Jake Epping is an English teacher in Lisbon Falls, Maine.  While teaching a GED class, he asks his students to write an essay about an event that changed their lives.  The essay that blows Jake's mind is about the night when his student's father arrived home with a sledgehammer, and killed his wife, daughter, and one of his sons.  Jake realizes that life turns on a dime, and the essay comes to haunt him.  Not much later, Jake's friend, Al, who owns the local diner, confesses a secret:  There is a 'wormhole' in his storeroom; a portal to the past.  Al begs Jake to go back to 1958 and prevent the assassination of President Kennedy.  But Jake has other business to attend to, first.  Along the way, Jake (who has taken the alias 'George Amberson') travels to Derry, Maine (the town made famous in 'It'), where he changes the incident he first learned about in the unforgettable essay.  Learning to live in a world of Ike, JFK, big American cars, and cigarette smoke becomes second nature, but as he begins to set his friend's plan into action, Jake falls in love...which could become his undoing.


When I see a new, big book by King, I wonder if it will be filled with long-winded passages; perhaps even rants.  However, '11/22/63' is anything but.  Although it runs over 800 pages, I found it almost impossible to put down.  The passages where Jake finds love and an almost normal life in Texas were charming, but they didn't lack some of King's trademark terrifying moments.  But when Jake finalizes his plans to fulfill his original purpose, the tale finally reveals its dark twists-and-turns.


What Jake discovers when he finally returns to 2011 is almost impossible to believe (in the realm of fiction), yet seems quite plausible.
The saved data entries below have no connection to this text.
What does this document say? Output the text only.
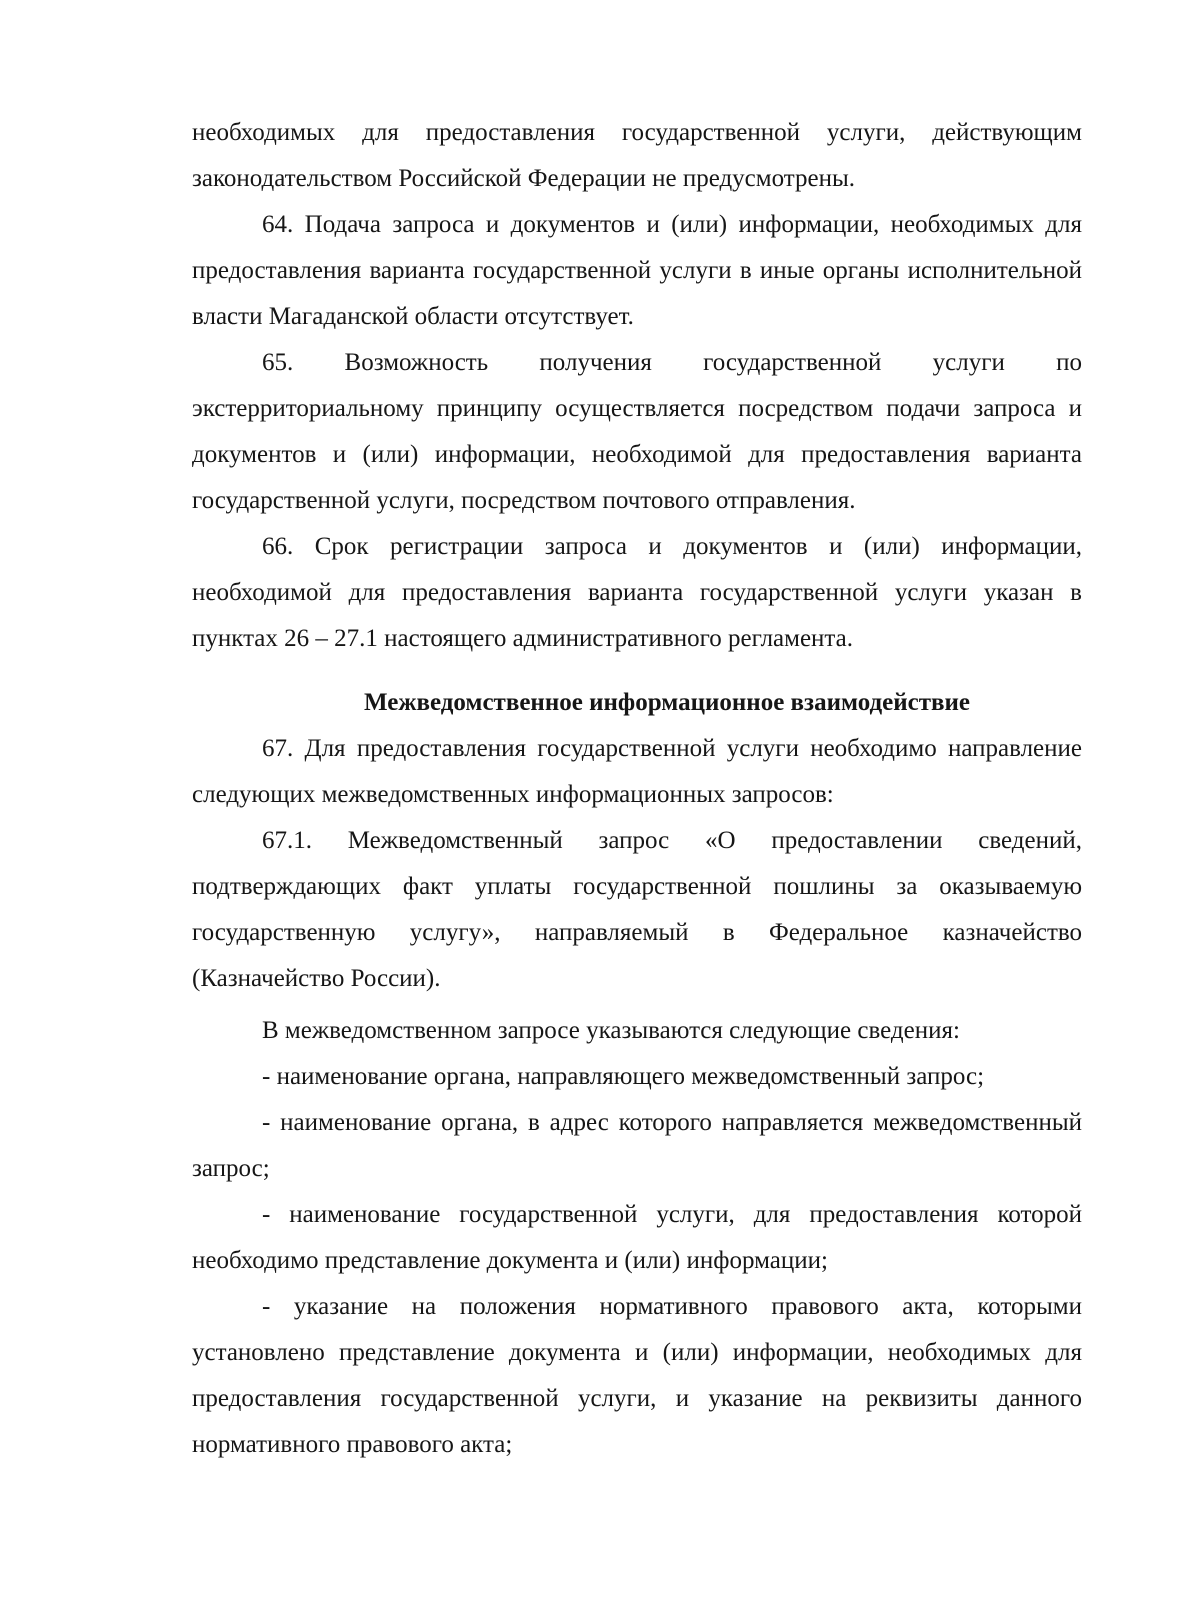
необходимых для предоставления государственной услуги, действующим законодательством Российской Федерации не предусмотрены.

64. Подача запроса и документов и (или) информации, необходимых для предоставления варианта государственной услуги в иные органы исполнительной власти Магаданской области отсутствует.

65. Возможность получения государственной услуги по экстерриториальному принципу осуществляется посредством подачи запроса и документов и (или) информации, необходимой для предоставления варианта государственной услуги, посредством почтового отправления.

66. Срок регистрации запроса и документов и (или) информации, необходимой для предоставления варианта государственной услуги указан в пунктах 26 – 27.1 настоящего административного регламента.

Межведомственное информационное взаимодействие

67. Для предоставления государственной услуги необходимо направление следующих межведомственных информационных запросов:

67.1. Межведомственный запрос «О предоставлении сведений, подтверждающих факт уплаты государственной пошлины за оказываемую государственную услугу», направляемый в Федеральное казначейство (Казначейство России).

В межведомственном запросе указываются следующие сведения:

- наименование органа, направляющего межведомственный запрос;

- наименование органа, в адрес которого направляется межведомственный запрос;

- наименование государственной услуги, для предоставления которой необходимо представление документа и (или) информации;

- указание на положения нормативного правового акта, которыми установлено представление документа и (или) информации, необходимых для предоставления государственной услуги, и указание на реквизиты данного нормативного правового акта;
But I'm not saying a word.  That is something you must discover on your own.


King had almost dedicated his novel to the great fantasy writer, Jack Finney, author of the classic 'Time and Again', but the appearance of King's new granddaughter, Zelda, took the spot. 

On a final note, I do have this to say:  I love the wonderful note at the end of each and every book that King writes.  He gives his faithful readers a little peek into his life; what makes him tick, what passions fuel his writing fire.  But, most of all, he never fails to thank his 'first reader', his wife, Tabitha.